И все-таки следствие велось небезуспешно. Каждая открывающаяся карта попадала на свое место и помогала сложить пасьянс. Все шло как по маслу и постепенно обнажались скрытые пружины этой темной истории. А ответственность за все падала на одного человека: талантливого Следователя. Он был молод. Это имело большое значение. Дело Зет, как быстро разобрался журналист, было в конечном счете делом молодого поколения. Ведь и сам Зет тут был, можно сказать, младенцем в возрасте двух лет, не больше. И во всей этой истории скрывалось нечто задевавшее прежде всего молодежь.

После того как выяснилось, что Главнозавр, Генерал и вся полиция были главными вдохновителями боя быков, при котором бык, предназначенный для заклания, получая последний смертоносный удар шпагой, все сильней истекает кровью и затылок его делается все больше похожим на лошадиную гриву, пока наконец этот последний удар не ставит животное окончательно на колени, — после того как следствие обнаружило «раны от гвоздей», молодой журналист решил, что и он должен действовать в том же духе. Итак, он ринулся в великий бой, вооружившись упорством, пренебрегая множеством опасностей и не забывая о Пулке, молодом американском журналисте, который хотел добраться до горной вершины, где расположился генерал Маркос со своей штаб-квартирой, но в конце концов оказался на дне грязного Салоникского залива с непереваренными крабами в желудке, крабами, которых он съел в приморской таверне «Люксембург» (а может быть, это были омары?). Из своей машины или спрятавшись на улице за углом, журналист стал потихоньку снимать своим «Кодаком» людей, связанных с террористическими организациями, которые существовали при снисходительном попустительстве полиции на деньги министерства, отпускаемые неизвестно по каким статьям. Он отыскивал их адреса в темных закоулках, подвалах, где фотовспышка была поцелуем Иуды, но в конечном счете иуды необходимы для того, чтобы скорей произошло искупление.

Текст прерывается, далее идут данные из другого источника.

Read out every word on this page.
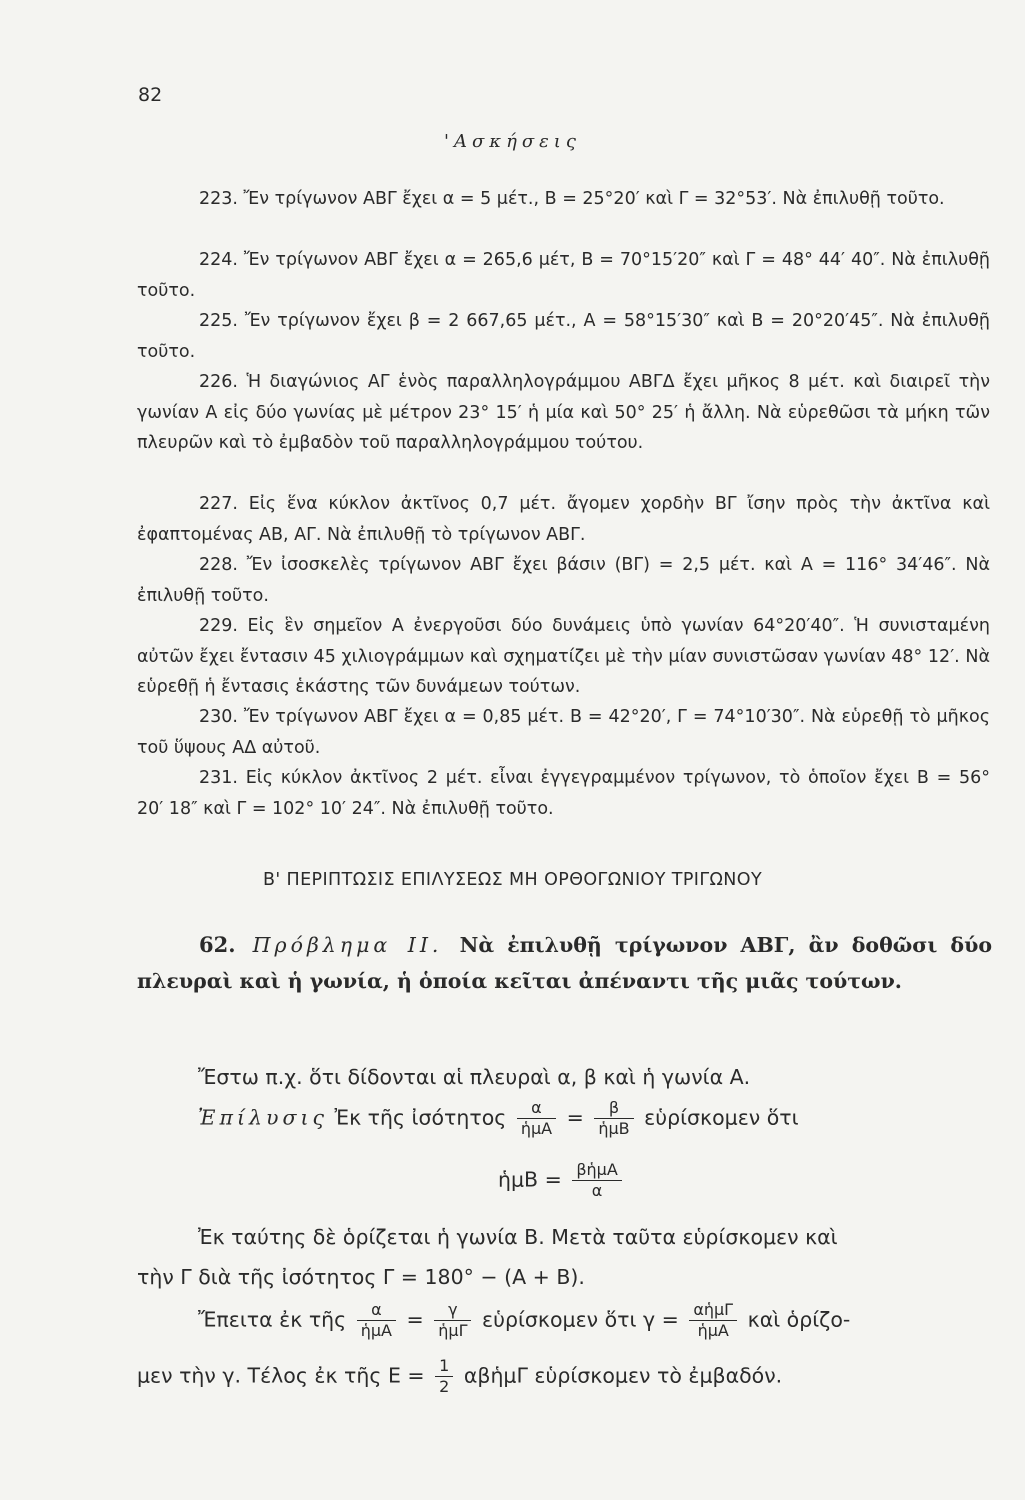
82
'Ασκήσεις
223. Ἔν τρίγωνον ΑΒΓ ἔχει α = 5 μέτ., Β = 25°20′ καὶ Γ = 32°53′. Νὰ ἐπιλυθῇ τοῦτο.
224. Ἔν τρίγωνον ΑΒΓ ἔχει α = 265,6 μέτ, Β = 70°15′20″ καὶ Γ = 48° 44′ 40″. Νὰ ἐπιλυθῇ τοῦτο.
225. Ἔν τρίγωνον ἔχει β = 2 667,65 μέτ., Α = 58°15′30″ καὶ Β = 20°20′45″. Νὰ ἐπιλυθῇ τοῦτο.
226. Ἡ διαγώνιος ΑΓ ἑνὸς παραλληλογράμμου ΑΒΓΔ ἔχει μῆκος 8 μέτ. καὶ διαιρεῖ τὴν γωνίαν Α εἰς δύο γωνίας μὲ μέτρον 23° 15′ ἡ μία καὶ 50° 25′ ἡ ἄλλη. Νὰ εὑρεθῶσι τὰ μήκη τῶν πλευρῶν καὶ τὸ ἐμβαδὸν τοῦ παραλληλογράμμου τούτου.
227. Εἰς ἕνα κύκλον ἀκτῖνος 0,7 μέτ. ἄγομεν χορδὴν ΒΓ ἴσην πρὸς τὴν ἀκτῖνα καὶ ἐφαπτομένας ΑΒ, ΑΓ. Νὰ ἐπιλυθῇ τὸ τρίγωνον ΑΒΓ.
228. Ἔν ἰσοσκελὲς τρίγωνον ΑΒΓ ἔχει βάσιν (ΒΓ) = 2,5 μέτ. καὶ Α = 116° 34′46″. Νὰ ἐπιλυθῇ τοῦτο.
229. Εἰς ἓν σημεῖον Α ἐνεργοῦσι δύο δυνάμεις ὑπὸ γωνίαν 64°20′40″. Ἡ συνισταμένη αὐτῶν ἔχει ἔντασιν 45 χιλιογράμμων καὶ σχηματίζει μὲ τὴν μίαν συνιστῶσαν γωνίαν 48° 12′. Νὰ εὑρεθῇ ἡ ἔντασις ἑκάστης τῶν δυνάμεων τούτων.
230. Ἔν τρίγωνον ΑΒΓ ἔχει α = 0,85 μέτ. Β = 42°20′, Γ = 74°10′30″. Νὰ εὑρεθῇ τὸ μῆκος τοῦ ὕψους ΑΔ αὐτοῦ.
231. Εἰς κύκλον ἀκτῖνος 2 μέτ. εἶναι ἐγγεγραμμένον τρίγωνον, τὸ ὁποῖον ἔχει Β = 56° 20′ 18″ καὶ Γ = 102° 10′ 24″. Νὰ ἐπιλυθῇ τοῦτο.
Β' ΠΕΡΙΠΤΩΣΙΣ ΕΠΙΛΥΣΕΩΣ ΜΗ ΟΡΘΟΓΩΝΙΟΥ ΤΡΙΓΩΝΟΥ
62. Πρόβλημα ΙΙ. Νὰ ἐπιλυθῇ τρίγωνον ΑΒΓ, ἂν δοθῶσι δύο πλευραὶ καὶ ἡ γωνία, ἡ ὁποία κεῖται ἀπέναντι τῆς μιᾶς τούτων.
Ἔστω π.χ. ὅτι δίδονται αἱ πλευραὶ α, β καὶ ἡ γωνία Α.
Ἐπίλυσις Ἐκ τῆς ἰσότητος $\frac{\alpha}{\text{ἡμΑ}} = \frac{\beta}{\text{ἡμΒ}}$ εὑρίσκομεν ὅτι
ἡμΒ = $\frac{\text{βἡμΑ}}{\alpha}$
Ἐκ ταύτης δὲ ὁρίζεται ἡ γωνία Β. Μετὰ ταῦτα εὑρίσκομεν καὶ
τὴν Γ διὰ τῆς ἰσότητος Γ = 180° − (Α + Β).
Ἔπειτα ἐκ τῆς $\frac{\alpha}{\text{ἡμΑ}} = \frac{\gamma}{\text{ἡμΓ}}$ εὑρίσκομεν ὅτι $\gamma = \frac{\text{αἡμΓ}}{\text{ἡμΑ}}$ καὶ ὁρίζο-
μεν τὴν γ. Τέλος ἐκ τῆς $E = \frac{1}{2}$ αβἡμΓ εὑρίσκομεν τὸ ἐμβαδόν.
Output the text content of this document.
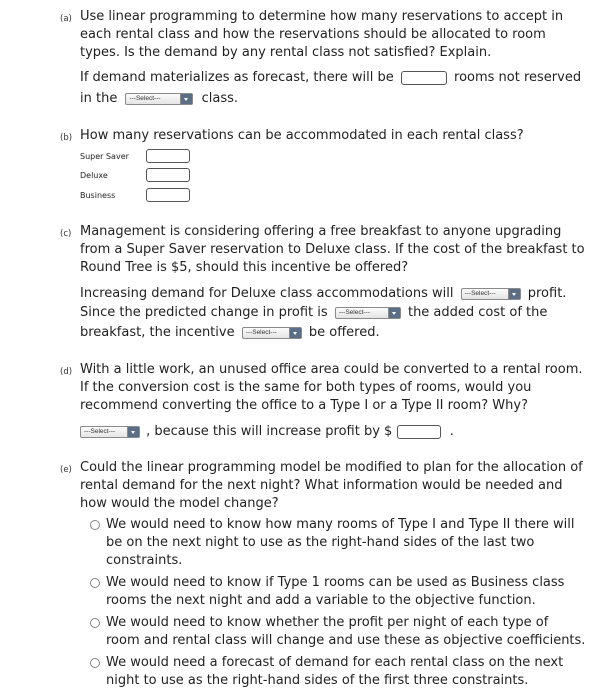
(a) Use linear programming to determine how many reservations to accept in each rental class and how the reservations should be allocated to room types. Is the demand by any rental class not satisfied? Explain.
If demand materializes as forecast, there will be	rooms not reserved
in the ---Select---	class.
(b) How many reservations can be accommodated in each rental class?
Super Saver
Deluxe
Business
(c) Management is considering offering a free breakfast to anyone upgrading from a Super Saver reservation to Deluxe class. If the cost of the breakfast to Round Tree is $5, should this incentive be offered?
Increasing demand for Deluxe class accommodations will ---Select--- profit.
Since the predicted change in profit is ---Select---	the added cost of the
breakfast, the incentive ---Select--- be offered.
(d) With a little work, an unused office area could be converted to a rental room. If the conversion cost is the same for both types of rooms, would you recommend converting the office to a Type I or a Type II room? Why?
---Select--- , because this will increase profit by $	.
(e) Could the linear programming model be modified to plan for the allocation of rental demand for the next night? What information would be needed and how would the model change?
We would need to know how many rooms of Type I and Type II there will be on the next night to use as the right-hand sides of the last two constraints.
We would need to know if Type 1 rooms can be used as Business class rooms the next night and add a variable to the objective function.
We would need to know whether the profit per night of each type of room and rental class will change and use these as objective coefficients.
We would need a forecast of demand for each rental class on the next night to use as the right-hand sides of the first three constraints.
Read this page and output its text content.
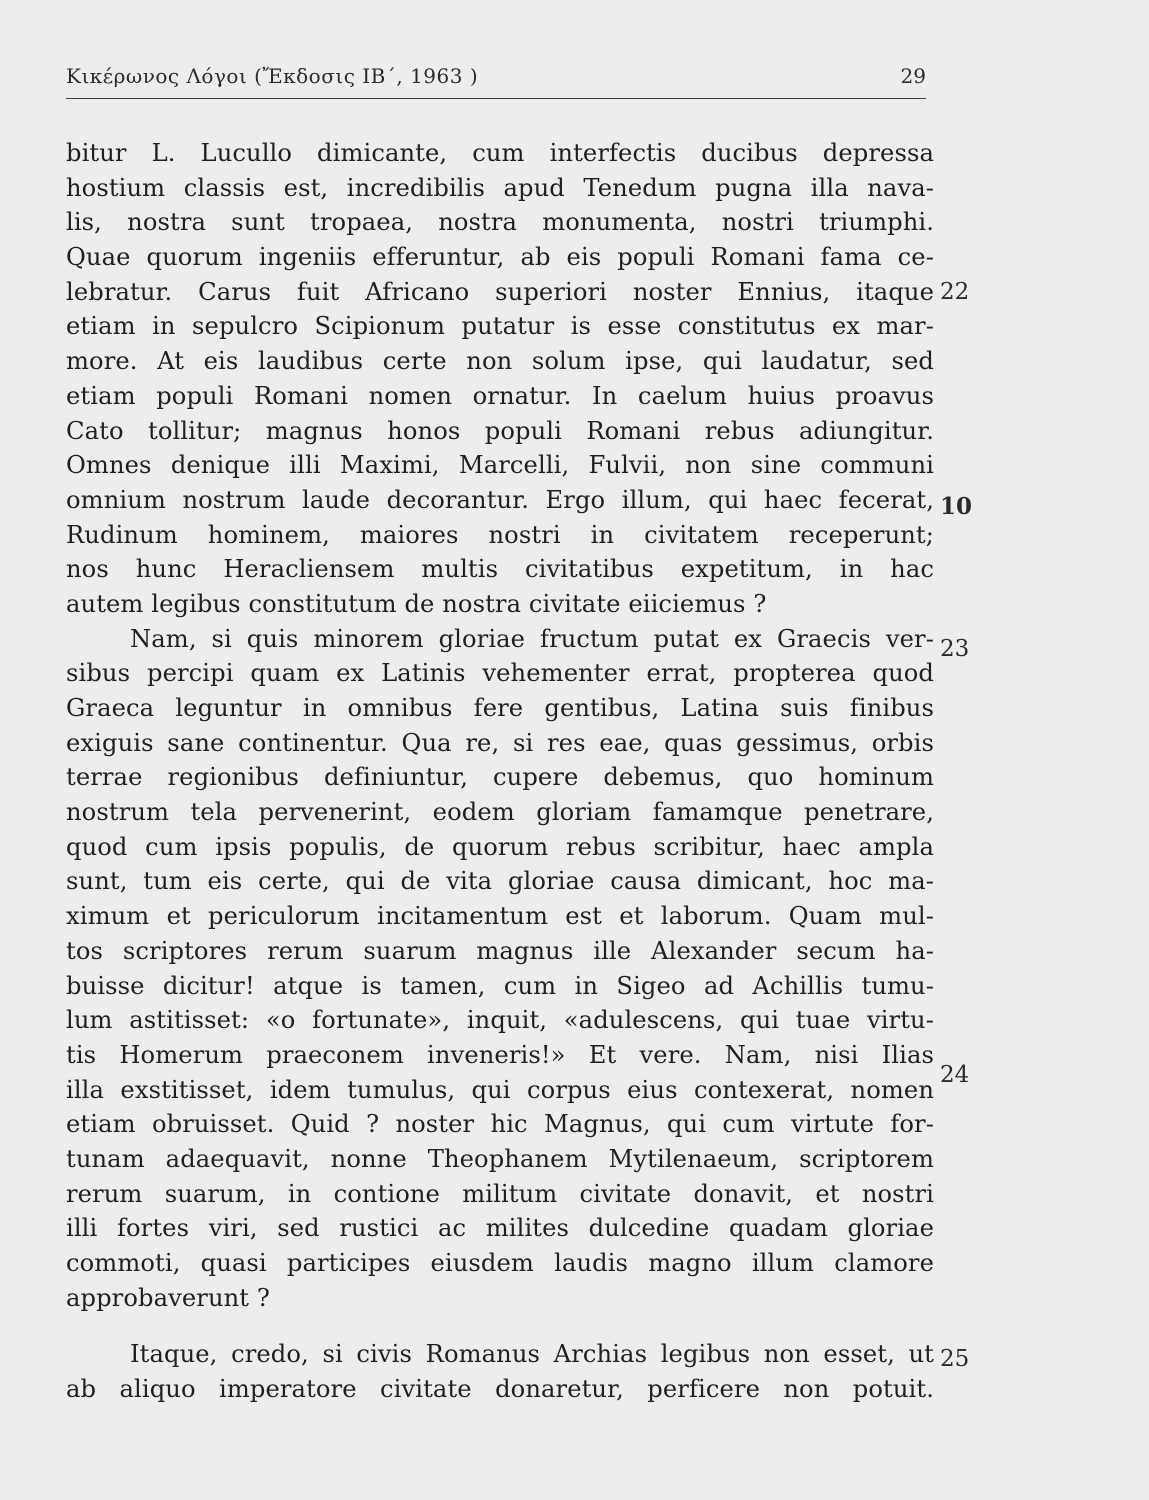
Κικέρωνος Λόγοι (Ἔκδοσις ΙΒ΄, 1963 )	29
bitur L. Lucullo dimicante, cum interfectis ducibus depressa
hostium classis est, incredibilis apud Tenedum pugna illa nava-
lis, nostra sunt tropaea, nostra monumenta, nostri triumphi.
Quae quorum ingeniis efferuntur, ab eis populi Romani fama ce-
lebratur. Carus fuit Africano superiori noster Ennius, itaque
etiam in sepulcro Scipionum putatur is esse constitutus ex mar-
more. At eis laudibus certe non solum ipse, qui laudatur, sed
etiam populi Romani nomen ornatur. In caelum huius proavus
Cato tollitur; magnus honos populi Romani rebus adiungitur.
Omnes denique illi Maximi, Marcelli, Fulvii, non sine communi
omnium nostrum laude decorantur. Ergo illum, qui haec fecerat,
Rudinum hominem, maiores nostri in civitatem receperunt;
nos hunc Heracliensem multis civitatibus expetitum, in hac
autem legibus constitutum de nostra civitate eiiciemus ?
Nam, si quis minorem gloriae fructum putat ex Graecis ver-
sibus percipi quam ex Latinis vehementer errat, propterea quod
Graeca leguntur in omnibus fere gentibus, Latina suis finibus
exiguis sane continentur. Qua re, si res eae, quas gessimus, orbis
terrae regionibus definiuntur, cupere debemus, quo hominum
nostrum tela pervenerint, eodem gloriam famamque penetrare,
quod cum ipsis populis, de quorum rebus scribitur, haec ampla
sunt, tum eis certe, qui de vita gloriae causa dimicant, hoc ma-
ximum et periculorum incitamentum est et laborum. Quam mul-
tos scriptores rerum suarum magnus ille Alexander secum ha-
buisse dicitur! atque is tamen, cum in Sigeo ad Achillis tumu-
lum astitisset: «o fortunate», inquit, «adulescens, qui tuae virtu-
tis Homerum praeconem inveneris!» Et vere. Nam, nisi Ilias
illa exstitisset, idem tumulus, qui corpus eius contexerat, nomen
etiam obruisset. Quid ? noster hic Magnus, qui cum virtute for-
tunam adaequavit, nonne Theophanem Mytilenaeum, scriptorem
rerum suarum, in contione militum civitate donavit, et nostri
illi fortes viri, sed rustici ac milites dulcedine quadam gloriae
commoti, quasi participes eiusdem laudis magno illum clamore
approbaverunt ?
Itaque, credo, si civis Romanus Archias legibus non esset, ut
ab aliquo imperatore civitate donaretur, perficere non potuit.
22
10
23
24
25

Таким образом, одна за другой накапливались фотографии в темных камерах для проявления, которые их надежно скрывали (так таил он позорные моменты своей жизни, монеты, изъятые из обращения; лишь нумизмат мог их оценить, приобщить к коллекции, для прочих они не представили бы никакого интереса, и такое коллекционирование показалось бы им чистым безумием, чем-то непонятным: ведь это были редкие фотографии, свидетельствующие о жизни, на которую давит тяжелый пресс монополий; фотографии, зафиксировавшие моменты исключительные и настолько неповторимые, что мы, ознакомившись с ними, почувствовали бы себя ворами), пока он не собрал шестнадцать штук; на семнадцатой фотоаппарата не стало: хулиганы из Верхней Тумбы набросились на журналиста и разбили его «Кодак». Чудом спасся он сам, а «Кодак», сделав свое дело, мог теперь умереть — так право на смерть имеют лишь те, кто выполнил свою миссию. И тогда журналист отнес их все, все шестнадцать, в больницу АХЕПАНС тому, кто выжил, Георгосу Пирухасу (и этот депутат был трагической личностью в истории; он хотел быть на месте Зет, чья миссия не была завершена, и поэтому он, Пирухас, не имел права умереть). Больной внимательно просмотрел фотографии и, остановившись на портрете Варонароса, воскликнул:

— Этого я никак не ожидал! Ты, дружок, молодчина!

Да, это был он — среди кошмаров той ночи Пирухасу все же удалось запомнить Варонароса. Впрочем, его наружность еще раньше депутат сам описал журналисту. И тот по особым приметам разыскал в ларьке на рынке Модиано, этого мелкого торговца, звероподобного гиганта. И так как, не привлекая внимания Варонароса, он заснял его потихоньку снизу, ноги на фотографии казались огромными, несоразмерными с туловищем, ноги — скалы, морские мысы, и между ними зажата корзина...

Больной депутат в полном смятении искал на тумбочке свои очки. Ему никак не верилось, что на фотографии увековечен укусивший его Зверозавр, что он здесь, у него перед глазами, и, повернувшись к журналисту, он растроганно, по-отечески сжал ему руку. С тех пор как Пирухасу сообщили о смерти Зет, его не покидало мучительное чувство, что он выжил по ошибке. Как ни странно, он и сам не хотел поправляться. Но теперь впервые в нем проснулась жажда жизни. Он единственный мог выступить в защиту своего покойного друга. Взяв с тумбочки авторучку, он с явным трудом стал что-то писать; выступавший у него на лбу пот скрывали бинты, увенчивающие голову. Впервые после своего ранения удалось ему вывести несколько слов. Внизу на фотографии осталось белое поле. И там под ногами палача заложил он мину: «Вот мой убийца. Я мог бы узнать его в тысячной толпе. Он избивал меня на глазах не менее чем пятнадцати полицейских и потом в санитарной машине. Я обнаружил его благодаря одному журналисту».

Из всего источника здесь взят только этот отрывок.